67% increase in bullying leading to eating disorder
Monday 19 November 2012
As Anti Bullying Week commences (19 -23 November), bullying has been found to be responsible for eating disorders in more than 75% of people surveyed by Beat. This represents a 67% increase since the charity carried out a similar survey two years ago.
• 600 people were surveyed
• 90% said they had been bullied at some time in their life
• 78% acknowledged that this had led to their eating disorder compared to 46% in Beat’s 2010 survey
• Over 40% said they were under the age of 10 when the bullying started.
Chief Executive Susan Ringwood: “We know that low self esteem can lead to eating disorders, and bullying of any kind lowers self esteem. Any increase in bullying is very worrying, especially when such young people are involved. We know how important it is for young people’s concerns about bullying to be taken seriously and sorted out quickly. Schools need to make sure their anti-bullying policies are effective and used - and not just a dusty document on a shelf.”
Two eating disorder sufferers shared their experiences of being bullied:
I went to an all girls school and when I was away from school for a week on holiday my friends and other girls in the class started a 'hate' group. They all wrote 'shana h8r' on their hand. They had a shana h8r book which had pictures of me as a whale and a bus, poems and prayers about how fat and ugly I was and comments from all members. They also wrote stuff about me on the board in our classroom. I initially stopped eating for a while and then the eating disorder progressed. Then when I got under weight girls would make bitchy comments about how skinny I was, how I didn't eat and made myself sick.
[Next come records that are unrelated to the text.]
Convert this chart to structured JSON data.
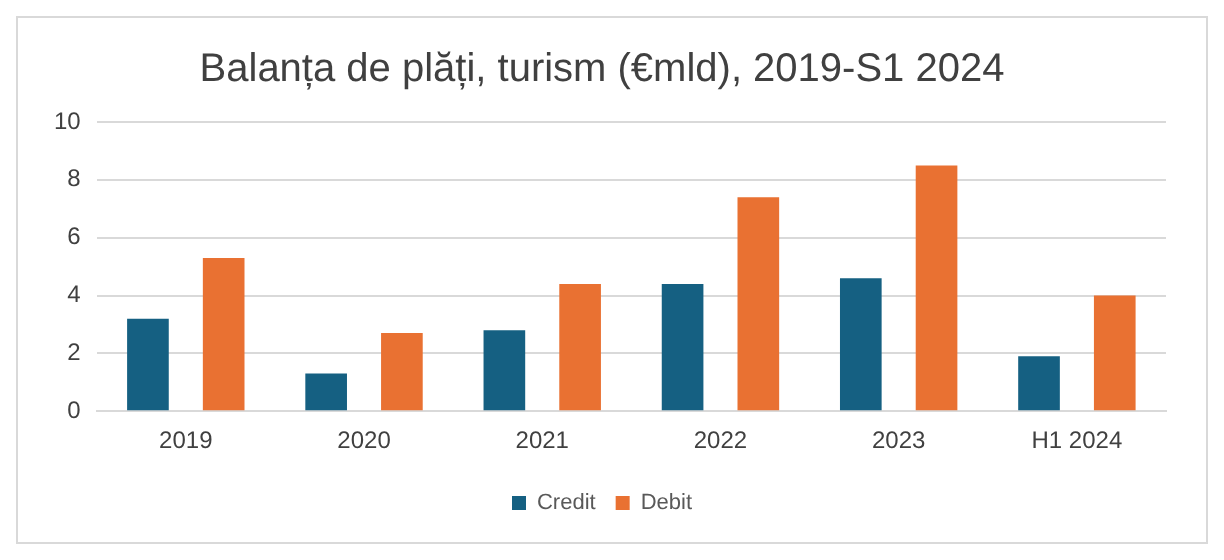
{
  "chart_data": {
    "type": "bar",
    "title": "Balanța de plăți, turism (€mld), 2019-S1 2024",
    "categories": [
      "2019",
      "2020",
      "2021",
      "2022",
      "2023",
      "H1 2024"
    ],
    "series": [
      {
        "name": "Credit",
        "color": "#156082",
        "values": [
          3.2,
          1.3,
          2.8,
          4.4,
          4.6,
          1.9
        ]
      },
      {
        "name": "Debit",
        "color": "#e97132",
        "values": [
          5.3,
          2.7,
          4.4,
          7.4,
          8.5,
          4.0
        ]
      }
    ],
    "ylim": [
      0,
      10
    ],
    "yticks": [
      0,
      2,
      4,
      6,
      8,
      10
    ],
    "grid": "y",
    "legend": "bottom"
  }
}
At school I was bullied out of three groups of friends to the point where I sat by myself in and out of class. I never went out and now I still don’t. Bullying has destroyed my self-esteem - I have one friend - my flatmate - and I find socialising exceptionally difficult. I have no interest in relationships. Anorexia became my friend - it gave me comfort and separated me from the scary world of socialising - I didn't have anything else on my mind. I am now recovering but am still exceptionally controlled and rigid around mealtimes. The habits I developed from inpatient care as well as those from the illness are engraved within me and I fear they always will be. Bullying was the cause of low-self-esteem which was the cause of anorexia.